United States military jury

A United States military jury (or "Members", in military parlance) serves a function similar to an American civilian jury, but with several notable differences. Only a General Court-Martial (which, depending on the offense, may impose any sentence including death and a dishonorable discharge[1]) or Special Court-Martial (which, depending on the offense, can impose a sentence up to one year in confinement and a bad-conduct discharge[2]) includes members. There are no members in a trial by Summary Court-Martial (which, depending on the offense, can impose a sentence up to 30 days in confinement[3]). If the accused at a general court-martial or special court-martial chooses to be tried by members rather than by a military judge alone, then the members are responsible for both rendering a verdict and a sentence should the accused be found guilty of the charges.[4] The charges are brought forward by an officer called a "convening authority",[5] and the convening authority also personally selects each of the members who will try the accused.[6] The charges which have been levied by the convening authority are prosecuted at courts-martial by Judge Advocates called "trial counsel".[7] Accused persons facing general or special courts-martial receive representation free of charge from Judge Advocates acting as defense counsel.[8] Accused persons may also be represented at general or special courts-martial by civilian attorneys hired at their own expense.[9] While not required by Congressional law, service policy provides that many military accused receive the benefit of representation from a Judge Advocate defense counsel free of charge at summary courts-martial as well.


Jury composition

A special court-martial must have at least three members.[10] A general court-martial must have at least five members[10] unless the death penalty is a mandatory sentence, in which case there must be at least 12 members.[11] The convening authority may detail as many members to a court-martial as he or she chooses so long as the minimum number is met. The convening chooses "such members of the armed forces as, in his [or her] opinion, are best qualified for the duty by reason of age, education, training, experience, length of service, and judicial temperament."[12]

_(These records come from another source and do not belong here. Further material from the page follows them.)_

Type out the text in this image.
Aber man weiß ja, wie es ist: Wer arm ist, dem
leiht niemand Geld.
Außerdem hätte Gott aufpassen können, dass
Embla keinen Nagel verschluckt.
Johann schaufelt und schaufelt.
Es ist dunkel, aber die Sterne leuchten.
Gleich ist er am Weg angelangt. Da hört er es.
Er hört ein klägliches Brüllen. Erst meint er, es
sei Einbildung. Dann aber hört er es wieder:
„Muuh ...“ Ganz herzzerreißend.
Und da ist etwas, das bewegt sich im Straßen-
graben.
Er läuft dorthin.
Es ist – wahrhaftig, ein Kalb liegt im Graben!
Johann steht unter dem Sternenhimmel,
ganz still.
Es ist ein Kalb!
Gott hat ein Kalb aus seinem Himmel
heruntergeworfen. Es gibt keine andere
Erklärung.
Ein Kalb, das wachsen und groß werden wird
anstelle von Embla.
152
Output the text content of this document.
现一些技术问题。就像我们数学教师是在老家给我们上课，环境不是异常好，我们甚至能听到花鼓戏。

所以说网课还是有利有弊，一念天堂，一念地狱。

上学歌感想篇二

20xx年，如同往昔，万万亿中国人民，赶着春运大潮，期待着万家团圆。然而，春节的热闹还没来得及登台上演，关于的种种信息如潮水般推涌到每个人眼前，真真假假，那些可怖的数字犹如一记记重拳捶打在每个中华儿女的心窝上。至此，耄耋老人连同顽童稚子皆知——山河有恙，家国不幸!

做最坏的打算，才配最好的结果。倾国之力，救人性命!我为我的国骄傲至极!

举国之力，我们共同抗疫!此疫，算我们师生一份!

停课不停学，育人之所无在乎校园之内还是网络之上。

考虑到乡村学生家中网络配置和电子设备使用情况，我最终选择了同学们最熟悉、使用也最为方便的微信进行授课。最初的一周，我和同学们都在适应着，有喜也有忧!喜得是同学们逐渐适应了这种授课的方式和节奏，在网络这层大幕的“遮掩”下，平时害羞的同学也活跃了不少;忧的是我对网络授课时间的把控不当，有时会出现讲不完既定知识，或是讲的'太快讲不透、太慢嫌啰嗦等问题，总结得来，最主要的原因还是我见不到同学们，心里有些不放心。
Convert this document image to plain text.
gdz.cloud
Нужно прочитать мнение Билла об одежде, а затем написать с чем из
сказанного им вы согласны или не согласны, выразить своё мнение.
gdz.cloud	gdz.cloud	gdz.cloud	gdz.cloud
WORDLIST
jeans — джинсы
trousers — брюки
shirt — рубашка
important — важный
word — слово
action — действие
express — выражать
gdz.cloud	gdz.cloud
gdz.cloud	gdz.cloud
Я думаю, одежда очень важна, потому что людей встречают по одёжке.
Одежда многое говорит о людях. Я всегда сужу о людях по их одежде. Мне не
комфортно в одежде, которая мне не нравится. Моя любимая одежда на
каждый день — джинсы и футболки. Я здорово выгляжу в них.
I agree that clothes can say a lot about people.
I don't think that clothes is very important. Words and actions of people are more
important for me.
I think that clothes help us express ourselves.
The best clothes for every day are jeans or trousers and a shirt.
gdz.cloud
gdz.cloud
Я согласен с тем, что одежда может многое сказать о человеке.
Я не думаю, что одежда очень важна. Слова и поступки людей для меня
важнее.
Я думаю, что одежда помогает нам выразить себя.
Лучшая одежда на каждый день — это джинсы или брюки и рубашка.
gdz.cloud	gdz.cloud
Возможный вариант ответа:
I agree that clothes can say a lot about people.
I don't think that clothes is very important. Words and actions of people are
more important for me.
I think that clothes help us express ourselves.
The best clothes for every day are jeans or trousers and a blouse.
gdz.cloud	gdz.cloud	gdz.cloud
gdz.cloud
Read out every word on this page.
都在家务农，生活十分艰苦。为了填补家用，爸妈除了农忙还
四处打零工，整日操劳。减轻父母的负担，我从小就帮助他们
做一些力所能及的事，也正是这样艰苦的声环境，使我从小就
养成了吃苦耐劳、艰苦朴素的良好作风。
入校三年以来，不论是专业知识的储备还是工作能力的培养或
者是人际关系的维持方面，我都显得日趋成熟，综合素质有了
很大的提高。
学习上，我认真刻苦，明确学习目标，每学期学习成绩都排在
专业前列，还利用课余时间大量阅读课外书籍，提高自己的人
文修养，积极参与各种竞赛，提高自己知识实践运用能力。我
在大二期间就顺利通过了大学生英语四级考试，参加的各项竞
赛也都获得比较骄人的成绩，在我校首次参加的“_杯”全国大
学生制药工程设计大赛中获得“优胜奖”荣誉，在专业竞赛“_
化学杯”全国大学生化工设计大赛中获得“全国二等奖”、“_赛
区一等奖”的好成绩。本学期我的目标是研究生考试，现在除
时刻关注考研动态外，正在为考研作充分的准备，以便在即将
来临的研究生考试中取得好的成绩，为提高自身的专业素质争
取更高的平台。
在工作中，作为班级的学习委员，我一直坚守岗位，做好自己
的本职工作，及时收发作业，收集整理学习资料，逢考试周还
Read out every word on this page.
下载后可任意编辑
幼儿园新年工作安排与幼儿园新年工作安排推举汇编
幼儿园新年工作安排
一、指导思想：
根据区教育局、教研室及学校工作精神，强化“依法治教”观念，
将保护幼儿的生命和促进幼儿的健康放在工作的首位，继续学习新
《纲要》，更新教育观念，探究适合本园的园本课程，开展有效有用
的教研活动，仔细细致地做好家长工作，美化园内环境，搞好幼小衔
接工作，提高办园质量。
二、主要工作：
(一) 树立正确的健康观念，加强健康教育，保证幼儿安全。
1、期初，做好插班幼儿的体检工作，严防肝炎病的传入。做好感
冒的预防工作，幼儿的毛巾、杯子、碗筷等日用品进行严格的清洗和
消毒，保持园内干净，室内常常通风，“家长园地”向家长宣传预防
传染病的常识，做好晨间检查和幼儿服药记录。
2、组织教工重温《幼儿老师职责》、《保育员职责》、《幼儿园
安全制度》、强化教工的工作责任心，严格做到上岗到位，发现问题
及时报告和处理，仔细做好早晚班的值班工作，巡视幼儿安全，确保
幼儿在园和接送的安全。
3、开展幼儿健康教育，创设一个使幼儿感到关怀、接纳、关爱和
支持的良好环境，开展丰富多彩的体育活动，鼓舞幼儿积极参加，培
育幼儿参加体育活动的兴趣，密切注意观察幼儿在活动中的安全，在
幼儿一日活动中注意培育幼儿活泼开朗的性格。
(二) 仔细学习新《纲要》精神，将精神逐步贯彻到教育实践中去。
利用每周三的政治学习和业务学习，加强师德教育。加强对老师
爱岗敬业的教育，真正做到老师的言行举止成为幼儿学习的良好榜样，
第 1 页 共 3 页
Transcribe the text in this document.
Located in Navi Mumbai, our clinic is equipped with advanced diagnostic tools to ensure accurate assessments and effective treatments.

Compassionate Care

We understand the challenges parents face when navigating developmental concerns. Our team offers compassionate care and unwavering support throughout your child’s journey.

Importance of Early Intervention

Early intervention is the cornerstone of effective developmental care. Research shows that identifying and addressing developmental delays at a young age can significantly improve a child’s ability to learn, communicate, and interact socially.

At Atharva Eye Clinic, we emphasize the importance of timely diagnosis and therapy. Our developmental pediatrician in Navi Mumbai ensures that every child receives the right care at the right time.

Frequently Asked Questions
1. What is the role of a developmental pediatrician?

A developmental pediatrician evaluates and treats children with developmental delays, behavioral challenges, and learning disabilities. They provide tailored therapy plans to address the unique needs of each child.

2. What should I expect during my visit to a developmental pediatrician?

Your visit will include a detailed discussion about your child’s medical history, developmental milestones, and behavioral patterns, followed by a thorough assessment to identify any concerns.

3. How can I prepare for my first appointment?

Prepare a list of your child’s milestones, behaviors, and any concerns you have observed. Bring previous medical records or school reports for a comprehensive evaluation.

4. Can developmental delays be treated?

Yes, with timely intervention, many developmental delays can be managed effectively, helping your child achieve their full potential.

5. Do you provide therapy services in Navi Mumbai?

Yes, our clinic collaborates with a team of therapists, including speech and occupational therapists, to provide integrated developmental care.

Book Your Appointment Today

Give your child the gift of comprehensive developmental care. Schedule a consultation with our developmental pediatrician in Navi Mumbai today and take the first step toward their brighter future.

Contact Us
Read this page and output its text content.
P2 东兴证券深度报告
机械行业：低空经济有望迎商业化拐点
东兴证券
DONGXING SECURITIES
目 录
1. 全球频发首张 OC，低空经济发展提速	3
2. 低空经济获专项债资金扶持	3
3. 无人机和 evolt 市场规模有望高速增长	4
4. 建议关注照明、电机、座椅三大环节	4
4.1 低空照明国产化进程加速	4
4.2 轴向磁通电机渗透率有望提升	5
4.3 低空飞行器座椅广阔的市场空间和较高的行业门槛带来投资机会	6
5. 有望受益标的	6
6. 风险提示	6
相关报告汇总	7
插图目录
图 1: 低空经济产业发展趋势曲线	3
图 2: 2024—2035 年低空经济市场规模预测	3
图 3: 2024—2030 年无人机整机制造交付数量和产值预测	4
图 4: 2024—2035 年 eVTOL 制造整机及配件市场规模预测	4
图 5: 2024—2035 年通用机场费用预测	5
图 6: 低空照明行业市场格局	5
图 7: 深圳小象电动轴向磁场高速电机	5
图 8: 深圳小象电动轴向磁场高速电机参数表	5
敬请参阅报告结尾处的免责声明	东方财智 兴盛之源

If the accused person is a commissioned officer, then all of the members must also be commissioned officers.[13] If the accused person is a warrant officer, then the members may be either commissioned officers or warrant officers.[13] If the accused person is an enlisted member of the armed forces, then the members may be commissioned officers, warrant officers, and, if the accused requests it, enlisted members.[13] If an enlisted accused requests to be tried by a panel that includes enlisted members, then at least one-third of the members must be enlisted.[14] All members of the court-martial are required to be senior or equal in rank to the accused person.[15]


The members vote by secret written ballot on each of the allegations the accused person faces, with each member having one vote on each charge.[16] Unlike most civilian jurisdictions, a unanimous verdict is not required in most cases. Unless the death penalty is mandatory for the offense in question, the members may convict by a two-thirds majority.[17] If the death penalty is mandatory if convicted, then the members must be unanimous in their verdict.[18] As such, military juries are incapable of being a hung.